Olympic Club Safi
- Full name: Olympic Club Safi
- Nickname: • Hadirat Al-Muhit (حاضرة المحيط) • The Sharks (القروش) • La Perle Historique
- Founded: 6 September 1921; 104 years ago
- Ground: El Massira Stadium
- Capacity: 20,000
- Chairman: Mohamed hidaoui
- Manager: Mohamed Alaoui Ismaili
- League: Botola Pro 2
- 2025–26: Botola Pro, 16th of 16 (relegated)
| Home colours | Away colours | Third colours |

= Olympic Club Safi =

Moroccan professional football club

Olympic Club Safi (نادي أولمبيك آسفي) usually referred to as OCS, is a Moroccan professional football club based in Safi, Morocco, The club competes in the Botola Pro 2, the second tier of Moroccan football.

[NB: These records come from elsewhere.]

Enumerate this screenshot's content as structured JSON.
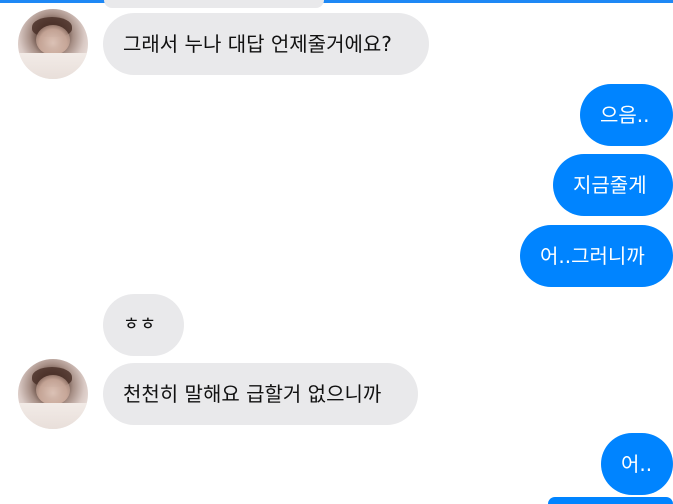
{
  "messages": [
    {
      "side": "in",
      "text": "그래서 누나 대답 언제줄거에요?",
      "avatar": true
    },
    {
      "side": "out",
      "text": "으음.."
    },
    {
      "side": "out",
      "text": "지금줄게"
    },
    {
      "side": "out",
      "text": "어..그러니까"
    },
    {
      "side": "in",
      "text": "ㅎㅎ",
      "avatar": false
    },
    {
      "side": "in",
      "text": "천천히 말해요 급할거 없으니까",
      "avatar": true
    },
    {
      "side": "out",
      "text": "어.."
    }
  ],
  "colors": {
    "incoming_bubble": "#e9e9eb",
    "outgoing_bubble": "#0084ff",
    "top_accent": "#1e88f5"
  }
}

Founded in 1921, in the name of Union Sportive de Safi until 1977, when it got changed again to Wydad athletic de Safi before having its current name, Olympique Club de Safi in 1988.

== History ==
Olympic Club de Safi, founded in 1921, is one of Morocco's oldest football clubs. Based in the coastal city of Safi, the team has spent much of its history in the lower divisions before rising to prominence in the early 2000s. The club earned promotion to the Botola Pro (Moroccan top division) in the 2003–04 season and has remained a steady presence since. Their home ground is Stade El Massira, which holds around 15,000 fans. Backed by the OCP Group since 1986, OCS reached notable success with a Throne Cup final appearance in 2016 and regular top-half finishes in recent Botola seasons. The club is also known for its passionate supporters and investment in youth development through a dedicated football academy.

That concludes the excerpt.